The Battle of Augustów was a battle on the Eastern Front of the First World War. It was fought between the Russian Empire and the German Empire in September 1914.

Prelude 
Following the retreat of the Russian 10th army in the Battle of Tannenberg, Russian forces found themselves defending the parameter of Augustów. The 10th army set up position at the bank of the Neman river.

Battle 
Fighting erupted against the German 8th Army on 12th of September as the German force attempt to cross the Nieman River against the Russians lead by General Evgeny Aleksandrovich Radkevich, whose force occupies the forest of Augustów. The German army's goal is to secure communications for the south of the bank.

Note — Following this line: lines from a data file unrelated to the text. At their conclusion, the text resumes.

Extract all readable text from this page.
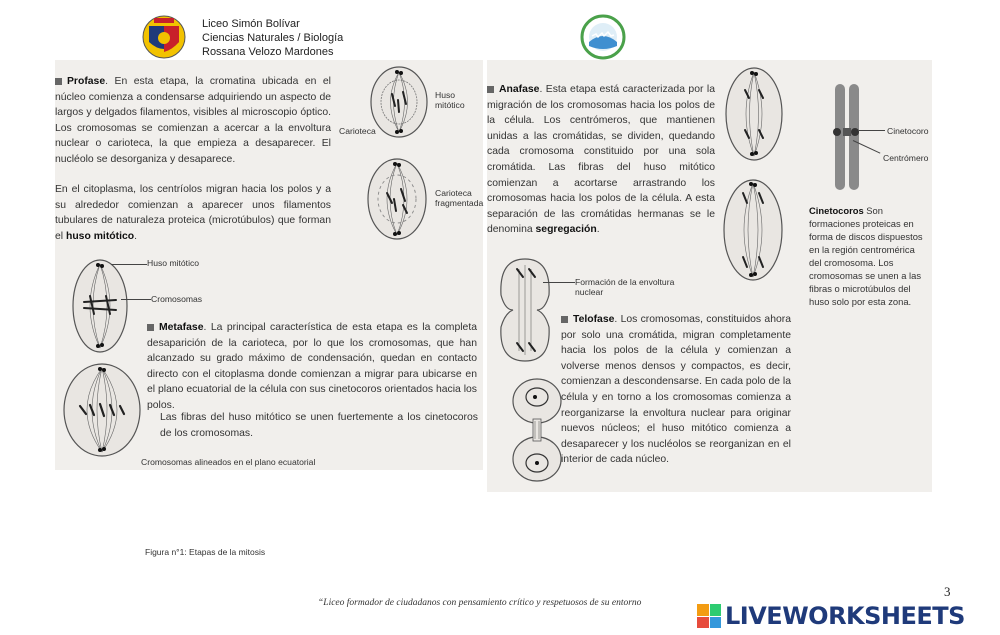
Liceo Simón Bolívar
Ciencias Naturales / Biología
Rossana Velozo Mardones
Profase. En esta etapa, la cromatina ubicada en el núcleo comienza a condensarse adquiriendo un aspecto de largos y delgados filamentos, visibles al microscopio óptico. Los cromosomas se comienzan a acercar a la envoltura nuclear o carioteca, la que empieza a desaparecer. El nucléolo se desorganiza y desaparece.
En el citoplasma, los centríolos migran hacia los polos y a su alrededor comienzan a aparecer unos filamentos tubulares de naturaleza proteica (microtúbulos) que forman el huso mitótico.
Huso mitótico
Carioteca
Carioteca fragmentada
Huso mitótico
Cromosomas
Metafase. La principal característica de esta etapa es la completa desaparición de la carioteca, por lo que los cromosomas, que han alcanzado su grado máximo de condensación, quedan en contacto directo con el citoplasma donde comienzan a migrar para ubicarse en el plano ecuatorial de la célula con sus cinetocoros orientados hacia los polos.
Las fibras del huso mitótico se unen fuertemente a los cinetocoros de los cromosomas.
Cromosomas alineados en el plano ecuatorial
Anafase. Esta etapa está caracterizada por la migración de los cromosomas hacia los polos de la célula. Los centrómeros, que mantienen unidas a las cromátidas, se dividen, quedando cada cromosoma constituido por una sola cromátida. Las fibras del huso mitótico comienzan a acortarse arrastrando los cromosomas hacia los polos de la célula. A esta separación de las cromátidas hermanas se le denomina segregación.
Cinetocoro
Centrómero
Cinetocoros Son formaciones proteicas en forma de discos dispuestos en la región centromérica del cromosoma. Los cromosomas se unen a las fibras o microtúbulos del huso solo por esta zona.
Formación de la envoltura nuclear
Telofase. Los cromosomas, constituidos ahora por solo una cromátida, migran completamente hacia los polos de la célula y comienzan a volverse menos densos y compactos, es decir, comienzan a descondensarse. En cada polo de la célula y en torno a los cromosomas comienza a reorganizarse la envoltura nuclear para originar nuevos núcleos; el huso mitótico comienza a desaparecer y los nucléolos se reorganizan en el interior de cada núcleo.
Figura n°1: Etapas de la mitosis
3
“Liceo formador de ciudadanos con pensamiento crítico y respetuosos de su entorno	LIVEWORKSHEETS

Camouflaged Russian soldiers who had been transferred to the right bank of the Neman spotted German troops attempting to cross the river by constructing platoons and opened fire, sweeping hundreds of Germans into the river. A prolonged artillery duel followed, during which the Germans attempted to cross the river again over the pontoon bridge but failed.

The Germans then made a third attempt to cross the river in the evening, but were once again mowed down by Russian artillery. According to one report in the Evening Standard, approximately 20,000 German bodies were floating down the Neman. The Germans retreated eight miles, with the Russian Cossack soldiers in pursuit, leaving behind wounded soldiers, weapons, munitions and convoys.

Driven from the Neman, the Germans made desperate attempts to slow the offensive by Russian troops, and a battle took place near Augustów. The Germans were defeated by Russian artillery fire and bayonets, and were pushed back to the East Prussian border. According to Russian estimates, at least 65,000 Germans were killed, wounded or taken prisoner in total at the Battle of Augustów.